Editions : January-March 2018


Every developing country dreams of achieving a prosperity level similar to the United States or European countries, with a per capita gross domestic product above $35,000. Turning these dreams into reality, however, is a daunting task. The per capita GDP of most developing countries is less than $10,000. Simply put, half of the world’s population lives on less than $2.50 a day, and about 1.2 billion people live without electricity. The biggest challenge humanity faces right now is poverty alleviation.

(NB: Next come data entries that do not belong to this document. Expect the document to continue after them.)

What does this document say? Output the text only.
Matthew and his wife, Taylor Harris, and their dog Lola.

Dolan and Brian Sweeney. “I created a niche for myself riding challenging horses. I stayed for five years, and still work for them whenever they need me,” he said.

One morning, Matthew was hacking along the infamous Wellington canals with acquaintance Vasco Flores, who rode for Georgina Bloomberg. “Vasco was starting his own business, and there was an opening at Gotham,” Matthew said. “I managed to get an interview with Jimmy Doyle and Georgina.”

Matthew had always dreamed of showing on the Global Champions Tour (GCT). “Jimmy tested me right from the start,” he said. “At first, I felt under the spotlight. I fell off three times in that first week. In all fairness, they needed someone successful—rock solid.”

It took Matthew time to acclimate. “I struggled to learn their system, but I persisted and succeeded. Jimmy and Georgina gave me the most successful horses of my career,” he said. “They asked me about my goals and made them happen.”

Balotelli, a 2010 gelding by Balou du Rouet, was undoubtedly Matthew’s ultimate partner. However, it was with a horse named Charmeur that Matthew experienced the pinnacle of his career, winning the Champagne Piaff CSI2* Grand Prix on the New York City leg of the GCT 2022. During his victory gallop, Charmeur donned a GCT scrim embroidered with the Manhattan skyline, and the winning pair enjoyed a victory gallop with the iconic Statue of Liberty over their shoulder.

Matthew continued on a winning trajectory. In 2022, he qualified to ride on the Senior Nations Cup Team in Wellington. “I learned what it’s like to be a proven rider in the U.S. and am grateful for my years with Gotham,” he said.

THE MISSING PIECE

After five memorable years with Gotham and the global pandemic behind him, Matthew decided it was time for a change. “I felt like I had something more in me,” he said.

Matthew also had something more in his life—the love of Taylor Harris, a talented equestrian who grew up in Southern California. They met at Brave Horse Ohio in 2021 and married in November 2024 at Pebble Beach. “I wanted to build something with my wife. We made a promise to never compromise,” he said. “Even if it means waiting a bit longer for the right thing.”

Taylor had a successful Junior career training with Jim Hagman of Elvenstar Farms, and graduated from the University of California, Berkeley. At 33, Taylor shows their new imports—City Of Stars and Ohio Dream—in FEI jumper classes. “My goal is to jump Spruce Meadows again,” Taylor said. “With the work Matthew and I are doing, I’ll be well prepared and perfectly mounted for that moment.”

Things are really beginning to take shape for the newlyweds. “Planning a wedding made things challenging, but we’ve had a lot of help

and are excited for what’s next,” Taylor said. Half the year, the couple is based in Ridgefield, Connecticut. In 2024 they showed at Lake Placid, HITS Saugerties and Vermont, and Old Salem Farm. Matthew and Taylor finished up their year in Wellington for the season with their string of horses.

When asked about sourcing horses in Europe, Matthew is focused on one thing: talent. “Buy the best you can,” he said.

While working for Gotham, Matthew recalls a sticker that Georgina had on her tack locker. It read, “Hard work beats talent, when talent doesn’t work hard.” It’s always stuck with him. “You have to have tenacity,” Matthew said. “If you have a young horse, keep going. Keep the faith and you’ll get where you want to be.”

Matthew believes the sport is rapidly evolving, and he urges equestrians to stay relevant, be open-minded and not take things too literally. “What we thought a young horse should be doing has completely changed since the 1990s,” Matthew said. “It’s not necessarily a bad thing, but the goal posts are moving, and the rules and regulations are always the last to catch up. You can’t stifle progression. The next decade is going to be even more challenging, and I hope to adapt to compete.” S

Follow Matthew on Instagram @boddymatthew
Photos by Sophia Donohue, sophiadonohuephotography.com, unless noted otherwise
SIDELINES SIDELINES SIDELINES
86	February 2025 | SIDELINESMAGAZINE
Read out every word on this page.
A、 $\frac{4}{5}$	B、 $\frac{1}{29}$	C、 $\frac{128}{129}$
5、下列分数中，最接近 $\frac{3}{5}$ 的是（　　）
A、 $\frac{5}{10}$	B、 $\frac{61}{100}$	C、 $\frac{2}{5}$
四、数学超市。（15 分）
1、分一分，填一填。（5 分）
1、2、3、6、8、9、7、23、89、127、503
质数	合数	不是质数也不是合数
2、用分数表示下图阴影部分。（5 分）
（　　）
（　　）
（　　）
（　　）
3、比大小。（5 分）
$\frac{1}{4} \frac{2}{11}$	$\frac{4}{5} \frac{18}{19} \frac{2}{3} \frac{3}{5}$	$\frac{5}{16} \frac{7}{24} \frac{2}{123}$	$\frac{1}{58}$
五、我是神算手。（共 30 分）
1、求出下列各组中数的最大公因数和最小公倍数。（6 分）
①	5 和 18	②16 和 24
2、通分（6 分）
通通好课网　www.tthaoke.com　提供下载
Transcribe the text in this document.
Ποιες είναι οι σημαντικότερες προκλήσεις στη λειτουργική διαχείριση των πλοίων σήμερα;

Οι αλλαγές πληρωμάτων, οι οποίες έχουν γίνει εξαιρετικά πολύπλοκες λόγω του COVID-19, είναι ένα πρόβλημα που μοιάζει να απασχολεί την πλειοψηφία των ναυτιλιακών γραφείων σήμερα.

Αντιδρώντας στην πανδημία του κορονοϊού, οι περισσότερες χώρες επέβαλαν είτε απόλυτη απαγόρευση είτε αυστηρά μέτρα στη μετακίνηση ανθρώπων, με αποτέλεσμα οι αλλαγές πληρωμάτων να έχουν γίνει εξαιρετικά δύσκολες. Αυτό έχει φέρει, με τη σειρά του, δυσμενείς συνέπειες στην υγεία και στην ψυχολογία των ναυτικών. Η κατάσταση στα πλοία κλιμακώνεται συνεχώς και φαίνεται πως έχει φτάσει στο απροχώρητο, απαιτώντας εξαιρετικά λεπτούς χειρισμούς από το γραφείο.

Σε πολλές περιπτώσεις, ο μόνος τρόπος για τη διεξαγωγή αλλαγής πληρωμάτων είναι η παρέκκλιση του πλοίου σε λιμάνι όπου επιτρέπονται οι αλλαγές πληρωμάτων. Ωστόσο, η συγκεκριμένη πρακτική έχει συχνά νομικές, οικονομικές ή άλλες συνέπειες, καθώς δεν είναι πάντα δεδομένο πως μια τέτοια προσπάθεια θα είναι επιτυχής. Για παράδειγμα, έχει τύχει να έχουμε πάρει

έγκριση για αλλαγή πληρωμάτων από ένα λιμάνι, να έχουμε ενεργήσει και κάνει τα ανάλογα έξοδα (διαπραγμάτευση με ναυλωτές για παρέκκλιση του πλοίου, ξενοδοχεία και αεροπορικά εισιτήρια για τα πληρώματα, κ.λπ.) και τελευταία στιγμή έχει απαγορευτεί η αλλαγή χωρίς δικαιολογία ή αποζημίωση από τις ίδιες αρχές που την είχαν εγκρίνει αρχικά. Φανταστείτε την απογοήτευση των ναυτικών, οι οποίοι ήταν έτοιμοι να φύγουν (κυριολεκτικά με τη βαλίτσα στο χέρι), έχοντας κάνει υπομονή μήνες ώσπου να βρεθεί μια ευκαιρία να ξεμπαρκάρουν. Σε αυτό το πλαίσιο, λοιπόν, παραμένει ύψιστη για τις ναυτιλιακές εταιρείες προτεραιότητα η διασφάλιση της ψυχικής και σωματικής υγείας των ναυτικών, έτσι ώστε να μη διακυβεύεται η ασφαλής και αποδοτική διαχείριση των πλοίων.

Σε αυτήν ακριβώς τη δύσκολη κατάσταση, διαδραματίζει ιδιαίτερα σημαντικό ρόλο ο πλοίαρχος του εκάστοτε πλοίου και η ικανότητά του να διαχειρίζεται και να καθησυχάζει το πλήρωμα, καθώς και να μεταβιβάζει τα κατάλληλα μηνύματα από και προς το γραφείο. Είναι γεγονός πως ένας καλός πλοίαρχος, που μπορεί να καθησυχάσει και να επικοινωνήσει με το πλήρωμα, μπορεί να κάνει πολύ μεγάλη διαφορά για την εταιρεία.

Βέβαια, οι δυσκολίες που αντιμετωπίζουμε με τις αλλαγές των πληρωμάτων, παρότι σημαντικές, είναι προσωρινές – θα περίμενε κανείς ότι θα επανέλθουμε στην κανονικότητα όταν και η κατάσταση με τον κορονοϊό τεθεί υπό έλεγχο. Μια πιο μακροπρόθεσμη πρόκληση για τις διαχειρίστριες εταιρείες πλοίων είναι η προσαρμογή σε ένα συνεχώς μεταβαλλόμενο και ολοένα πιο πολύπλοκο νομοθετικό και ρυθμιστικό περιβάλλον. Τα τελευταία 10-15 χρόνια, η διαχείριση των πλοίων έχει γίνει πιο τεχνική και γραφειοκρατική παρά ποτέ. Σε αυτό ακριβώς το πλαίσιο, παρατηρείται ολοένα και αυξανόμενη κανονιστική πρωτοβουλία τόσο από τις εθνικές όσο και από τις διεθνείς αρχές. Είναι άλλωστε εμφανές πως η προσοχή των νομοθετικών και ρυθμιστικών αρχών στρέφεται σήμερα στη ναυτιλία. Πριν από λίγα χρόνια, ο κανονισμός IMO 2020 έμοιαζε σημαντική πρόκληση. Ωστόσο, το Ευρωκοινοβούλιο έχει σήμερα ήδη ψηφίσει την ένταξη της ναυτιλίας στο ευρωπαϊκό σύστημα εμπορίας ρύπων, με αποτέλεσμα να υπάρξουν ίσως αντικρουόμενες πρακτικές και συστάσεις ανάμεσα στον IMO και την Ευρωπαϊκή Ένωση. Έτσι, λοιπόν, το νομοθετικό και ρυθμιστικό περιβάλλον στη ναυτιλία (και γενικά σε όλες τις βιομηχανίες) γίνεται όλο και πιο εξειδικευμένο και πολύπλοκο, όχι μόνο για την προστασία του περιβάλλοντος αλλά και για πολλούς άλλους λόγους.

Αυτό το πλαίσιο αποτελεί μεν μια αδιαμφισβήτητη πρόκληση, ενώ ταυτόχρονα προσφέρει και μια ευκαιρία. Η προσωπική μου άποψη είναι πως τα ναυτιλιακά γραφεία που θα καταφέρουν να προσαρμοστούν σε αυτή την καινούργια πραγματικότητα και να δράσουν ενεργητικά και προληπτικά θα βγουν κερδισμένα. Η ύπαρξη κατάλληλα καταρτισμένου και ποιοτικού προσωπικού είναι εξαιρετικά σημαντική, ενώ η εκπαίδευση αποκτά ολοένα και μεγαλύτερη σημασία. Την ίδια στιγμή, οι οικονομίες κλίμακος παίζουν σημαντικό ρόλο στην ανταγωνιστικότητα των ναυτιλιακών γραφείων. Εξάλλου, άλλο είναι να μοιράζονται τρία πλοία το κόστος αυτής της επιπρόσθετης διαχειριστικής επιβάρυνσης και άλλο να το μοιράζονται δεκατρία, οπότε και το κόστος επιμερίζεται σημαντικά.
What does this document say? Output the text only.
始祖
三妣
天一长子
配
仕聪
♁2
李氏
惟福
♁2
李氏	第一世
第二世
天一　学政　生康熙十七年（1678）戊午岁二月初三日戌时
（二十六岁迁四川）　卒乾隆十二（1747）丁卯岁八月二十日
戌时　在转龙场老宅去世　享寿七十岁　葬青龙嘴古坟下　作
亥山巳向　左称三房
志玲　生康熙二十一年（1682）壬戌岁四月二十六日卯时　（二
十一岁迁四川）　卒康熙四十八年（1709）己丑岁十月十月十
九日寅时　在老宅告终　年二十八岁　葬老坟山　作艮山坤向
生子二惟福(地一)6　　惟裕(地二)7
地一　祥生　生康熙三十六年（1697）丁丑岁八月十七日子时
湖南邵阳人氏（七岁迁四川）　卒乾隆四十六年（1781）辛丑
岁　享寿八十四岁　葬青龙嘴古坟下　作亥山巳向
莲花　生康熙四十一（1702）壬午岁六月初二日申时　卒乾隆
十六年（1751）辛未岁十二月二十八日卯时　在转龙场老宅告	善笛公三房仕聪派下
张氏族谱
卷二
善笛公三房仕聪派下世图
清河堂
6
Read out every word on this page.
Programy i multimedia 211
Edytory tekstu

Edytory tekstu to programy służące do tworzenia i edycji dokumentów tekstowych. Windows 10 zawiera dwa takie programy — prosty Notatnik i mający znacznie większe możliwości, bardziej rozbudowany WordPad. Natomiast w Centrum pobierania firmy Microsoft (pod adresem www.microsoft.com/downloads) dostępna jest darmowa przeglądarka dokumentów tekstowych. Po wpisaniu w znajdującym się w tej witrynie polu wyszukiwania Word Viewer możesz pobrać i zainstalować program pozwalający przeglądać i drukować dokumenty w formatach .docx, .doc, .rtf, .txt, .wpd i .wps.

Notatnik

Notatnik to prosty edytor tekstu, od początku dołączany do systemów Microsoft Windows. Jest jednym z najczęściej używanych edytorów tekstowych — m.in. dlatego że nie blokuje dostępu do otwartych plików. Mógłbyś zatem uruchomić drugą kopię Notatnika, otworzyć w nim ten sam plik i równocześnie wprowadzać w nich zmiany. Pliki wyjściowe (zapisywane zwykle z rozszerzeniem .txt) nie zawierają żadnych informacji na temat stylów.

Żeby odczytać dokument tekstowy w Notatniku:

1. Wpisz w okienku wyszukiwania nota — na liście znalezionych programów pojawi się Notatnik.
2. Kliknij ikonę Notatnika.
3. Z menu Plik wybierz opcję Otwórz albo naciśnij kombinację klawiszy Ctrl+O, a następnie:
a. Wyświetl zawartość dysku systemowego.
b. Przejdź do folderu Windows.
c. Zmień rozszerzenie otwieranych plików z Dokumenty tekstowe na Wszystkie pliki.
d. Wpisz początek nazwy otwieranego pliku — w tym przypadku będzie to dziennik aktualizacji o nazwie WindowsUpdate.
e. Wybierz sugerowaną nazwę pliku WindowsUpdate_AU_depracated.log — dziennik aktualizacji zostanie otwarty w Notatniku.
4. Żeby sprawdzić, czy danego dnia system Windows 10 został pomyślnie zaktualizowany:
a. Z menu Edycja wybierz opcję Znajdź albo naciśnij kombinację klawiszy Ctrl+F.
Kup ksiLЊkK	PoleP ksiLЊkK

Economic growth has a direct relationship with energy – specifically, electricity. Robert Ayres, an economist with INSEAD, the international graduate business school, shows that every one kilowatt-hour (kWh) of electricity consumption contributes about $4 to GDP. Ayres asserts that electricity is the actual driver of economic growth, not investment, as most economists believe.

Developing countries need about 10,000 kWh per person annually to reach the level of prosperity enjoyed by the United States. Indonesia consumes around 900 kWh per person, per year (a 100-watt average), and China about 4,000 kWh per year (a 450-watt average). But for electricity to lead to prosperity it must be cheap and affordable. For Indonesia, electricity needs to cost less than $0.11 per kWh, the price consumers now pay. The only such sources of reliable energy that can meet this price are hydro and coal, but hydro resources are limited and require large areas of land far from the points of demand. Consequently, Indonesia and most developing countries have come to depend on cheap and dirty coal to power their economies.

Bill Gates said the single most important thing you can do to alleviate poverty is to provide cheap and clean energy, a quest that Gates has called “the energy miracle.”